MetaR tries to help newer users have reproducible analysis. New user often prefer a graphical user interface but this is challenging to reproduce and scale. MetaR is a workbench for teaching R analysis to new users. Nextflow Workbench builds on top of Nextflow, trying to make it easier to write Nextflow workflows. The workbench allows you to organize them into modules for reproducibility. It provides a lot of nice user interface elements around Nextflow. Impressive interaction with Docker, along with specification of resources required. Shows real example of SALMON transcript indexes which require transcripts plus other resources to pull in. Data managed inside the Docker image with Nextflow Workbench. I wonder if there are better ways to handle this data and link them into Docker containers. The workbench also allows writing a bash script and easily converts to workflow processes. The workbench is interactive with auto-completion. Overall a nice development environment. It builds on top of JetBrains language workbench.
Bioinformatics and the packaging melee
Elijah makes the good point that we need distributions that have pre-built tools so we can start at a higher level. Docker provides solutions for configuration management, isolation and versioning.

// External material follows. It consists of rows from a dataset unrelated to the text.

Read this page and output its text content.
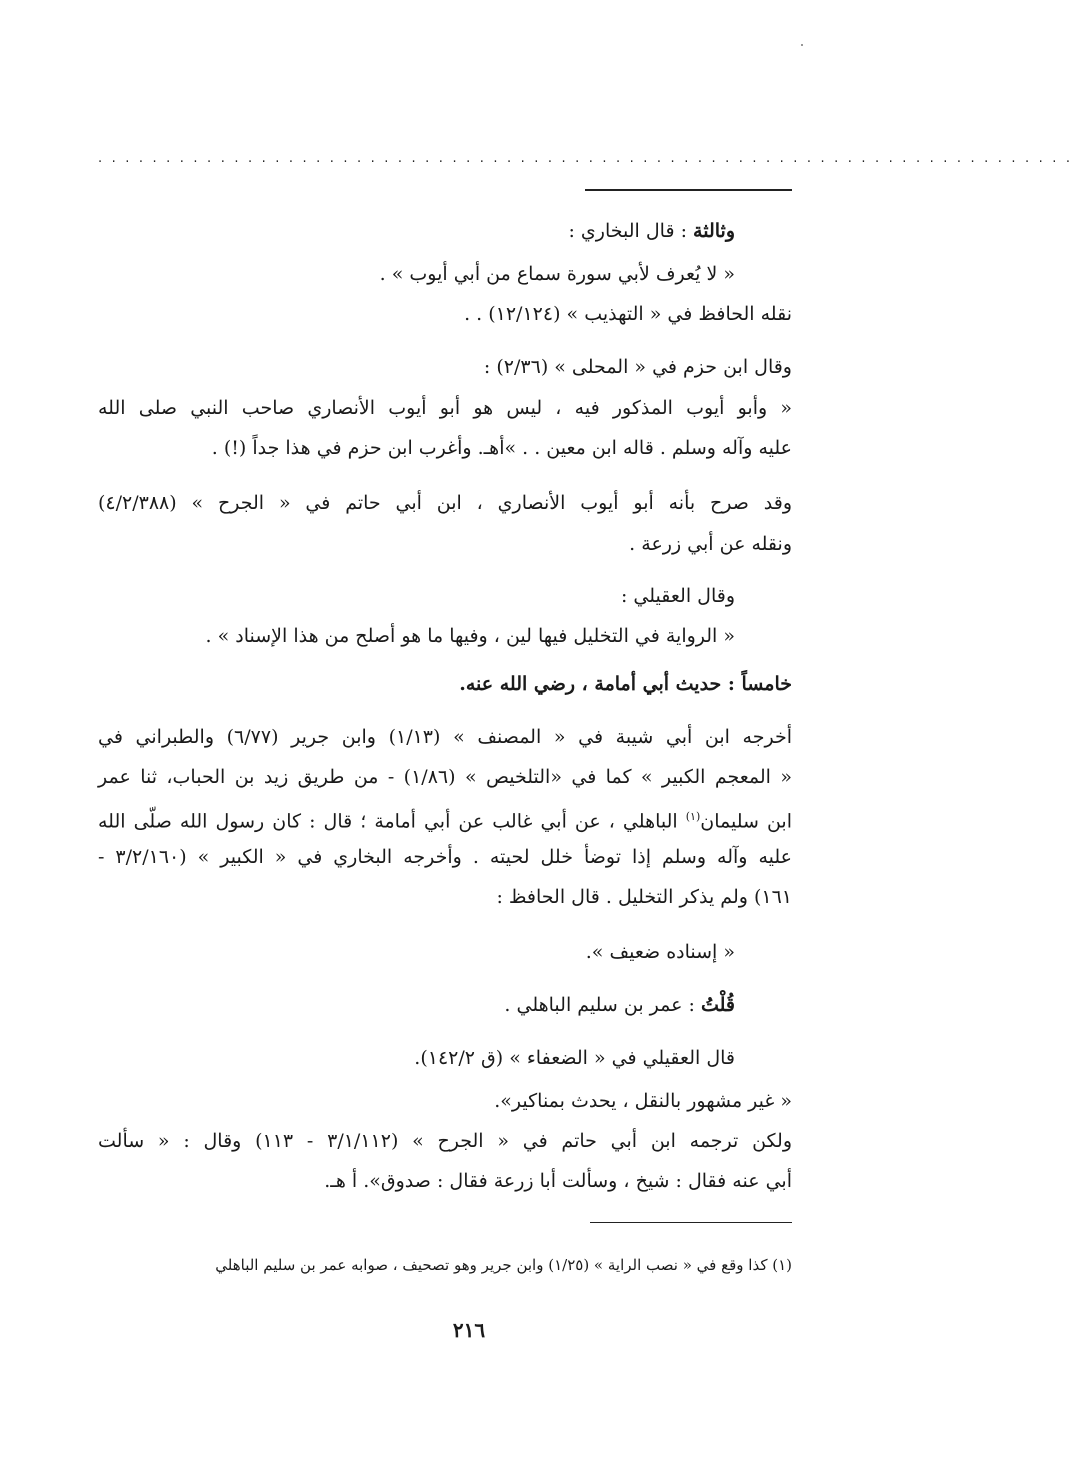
........................................................................
وثالثة : قال البخاري :
« لا يُعرف لأبي سورة سماع من أبي أيوب » .
نقله الحافظ في « التهذيب » (١٢/١٢٤) . .
وقال ابن حزم في « المحلى » (٢/٣٦) :
« وأبو أيوب المذكور فيه ، ليس هو أبو أيوب الأنصاري صاحب النبي صلى الله
عليه وآله وسلم . قاله ابن معين . . »أهـ. وأغرب ابن حزم في هذا جداً (!) .
وقد صرح بأنه أبو أيوب الأنصاري ، ابن أبي حاتم في « الجرح » (٤/٢/٣٨٨)
ونقله عن أبي زرعة .
وقال العقيلي :
« الرواية في التخليل فيها لين ، وفيها ما هو أصلح من هذا الإسناد » .
خامساً : حديث أبي أمامة ، رضي الله عنه.
أخرجه ابن أبي شيبة في « المصنف » (١/١٣) وابن جرير (٦/٧٧) والطبراني في
« المعجم الكبير » كما في «التلخيص » (١/٨٦) - من طريق زيد بن الحباب، ثنا عمر
ابن سليمان$^{(١)}$ الباهلي ، عن أبي غالب عن أبي أمامة ؛ قال : كان رسول الله صلّى الله
عليه وآله وسلم إذا توضأ خلل لحيته . وأخرجه البخاري في « الكبير » (٣/٢/١٦٠ -
١٦١) ولم يذكر التخليل . قال الحافظ :
« إسناده ضعيف ».
قُلْتُ : عمر بن سليم الباهلي .
قال العقيلي في « الضعفاء » (ق ١٤٢/٢).
« غير مشهور بالنقل ، يحدث بمناكير».
ولكن ترجمه ابن أبي حاتم في « الجرح » (٣/١/١١٢ - ١١٣) وقال : « سألت
أبي عنه فقال : شيخ ، وسألت أبا زرعة فقال : صدوق». أ هـ.
(١) كذا وقع في « نصب الراية » (١/٢٥) وابن جرير وهو تصحيف ، صوابه عمر بن سليم الباهلي
٢١٦
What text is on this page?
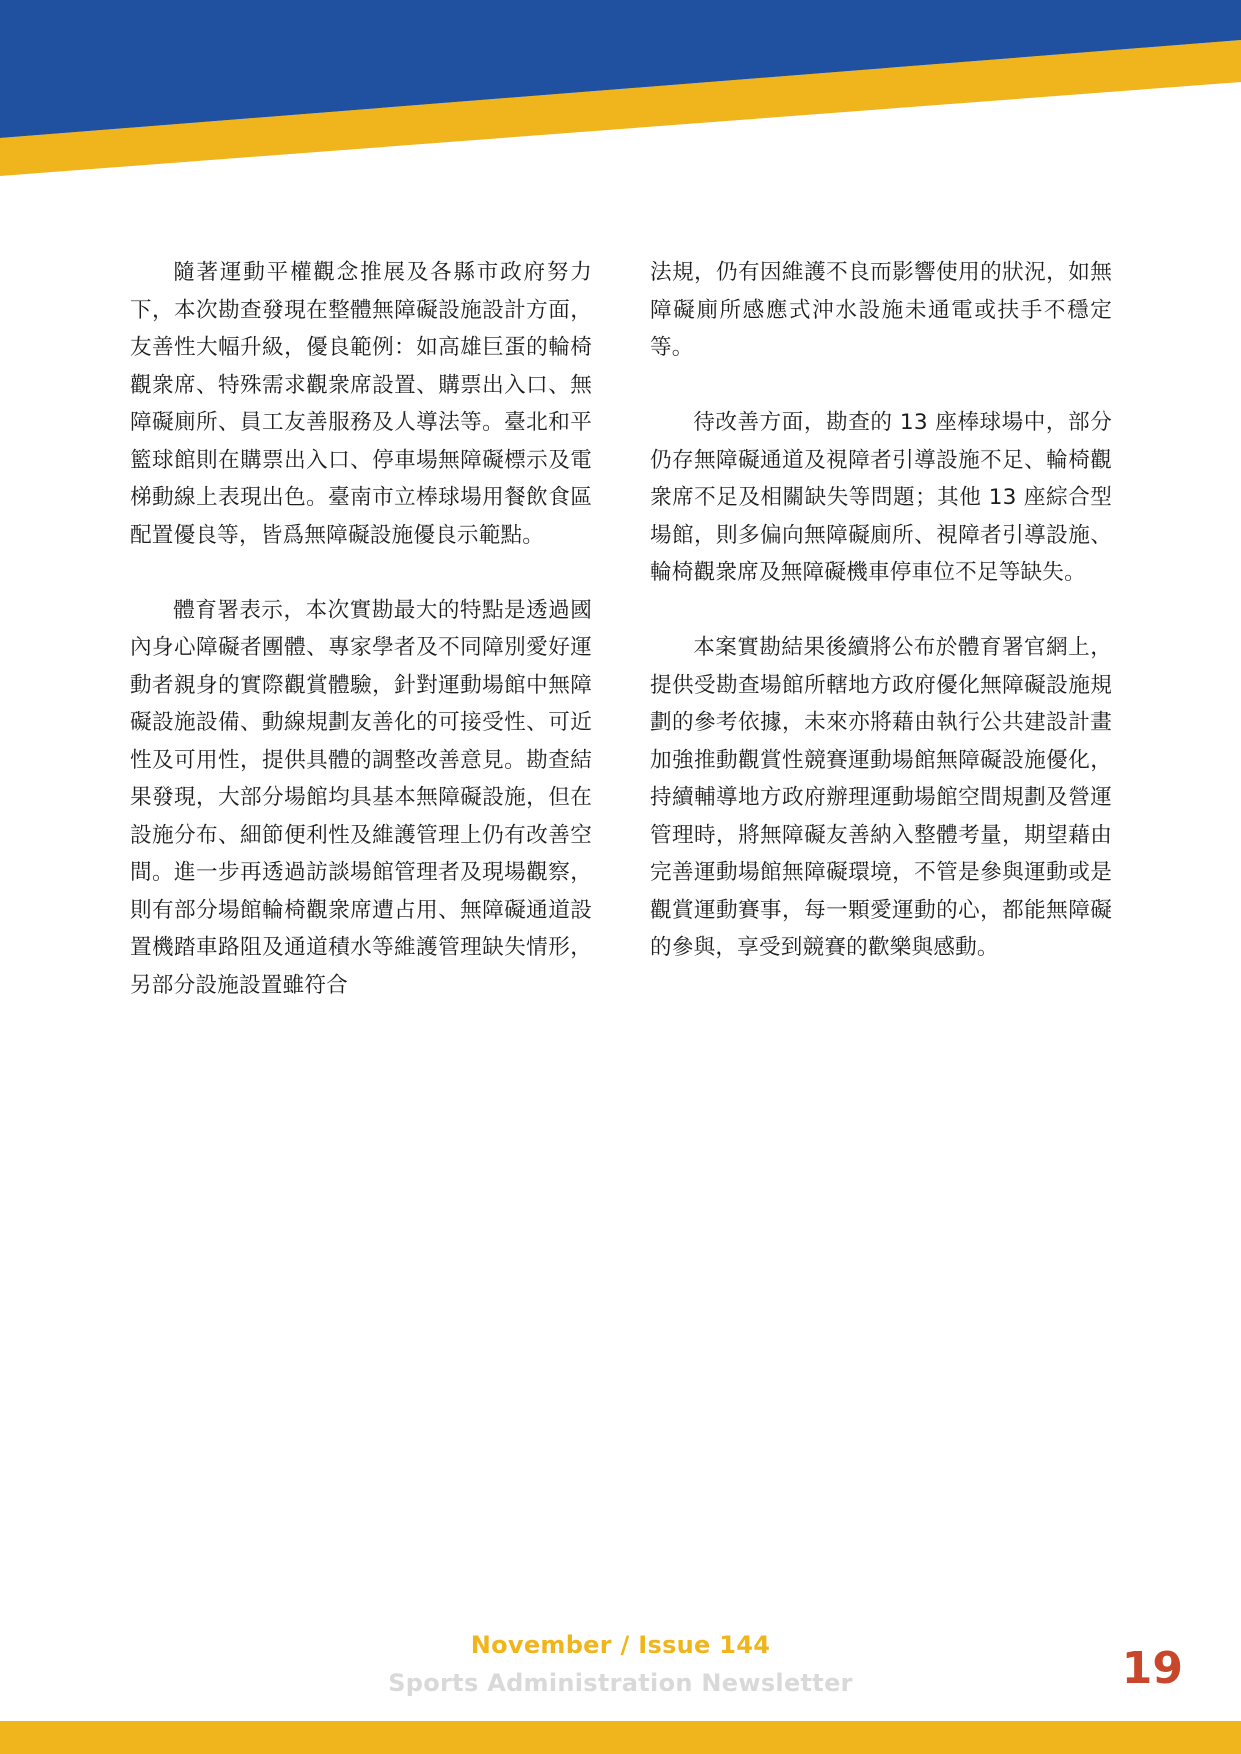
隨著運動平權觀念推展及各縣市政府努力下，本次勘查發現在整體無障礙設施設計方面，友善性大幅升級，優良範例：如高雄巨蛋的輪椅觀衆席、特殊需求觀衆席設置、購票出入口、無障礙廁所、員工友善服務及人導法等。臺北和平籃球館則在購票出入口、停車場無障礙標示及電梯動線上表現出色。臺南市立棒球場用餐飲食區配置優良等，皆爲無障礙設施優良示範點。

體育署表示，本次實勘最大的特點是透過國內身心障礙者團體、專家學者及不同障別愛好運動者親身的實際觀賞體驗，針對運動場館中無障礙設施設備、動線規劃友善化的可接受性、可近性及可用性，提供具體的調整改善意見。勘查結果發現，大部分場館均具基本無障礙設施，但在設施分布、細節便利性及維護管理上仍有改善空間。進一步再透過訪談場館管理者及現場觀察，則有部分場館輪椅觀衆席遭占用、無障礙通道設置機踏車路阻及通道積水等維護管理缺失情形，另部分設施設置雖符合

法規，仍有因維護不良而影響使用的狀況，如無障礙廁所感應式沖水設施未通電或扶手不穩定等。

待改善方面，勘查的 13 座棒球場中，部分仍存無障礙通道及視障者引導設施不足、輪椅觀衆席不足及相關缺失等問題；其他 13 座綜合型場館，則多偏向無障礙廁所、視障者引導設施、輪椅觀衆席及無障礙機車停車位不足等缺失。

本案實勘結果後續將公布於體育署官網上，提供受勘查場館所轄地方政府優化無障礙設施規劃的參考依據，未來亦將藉由執行公共建設計畫加強推動觀賞性競賽運動場館無障礙設施優化，持續輔導地方政府辦理運動場館空間規劃及營運管理時，將無障礙友善納入整體考量，期望藉由完善運動場館無障礙環境，不管是參與運動或是觀賞運動賽事，每一顆愛運動的心，都能無障礙的參與，享受到競賽的歡樂與感動。

November / Issue 144
Sports Administration Newsletter	19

Data, Volumes and portability with Flocker
ClusterHQ provides data solutions for working with Docker. Excited to hear about ideas for this. Why containers? Isolated: immutable environments you can keep separate as needed. Expediate: pre-built binary images. Compact: better resource usage compared to VMs. Images: save each layer, making everything pluggable. Now on to Docker Storage: Volumes. Each container has it’s own mount namespace, but volumes are bind mounted directories from the host into the container for maintenance beyond the lifetime of the container. Challenge is scaling this to multiple machines. Flocker solves this problem by orchestrating storage for a cluster of machines. Flocker control service pushes volumes to specific machines running clients. Supports a range of backend storage drivers. Integrates orchestration platforms (Mesos, Marathon, Kubernetes, Docker Swarm and friends) with Storage (EMC and friends). The orchestration tools hide the hardware and manage a pool of compute resources, handling monitoring and failures. Looks like a really nice abstraction to make this easier.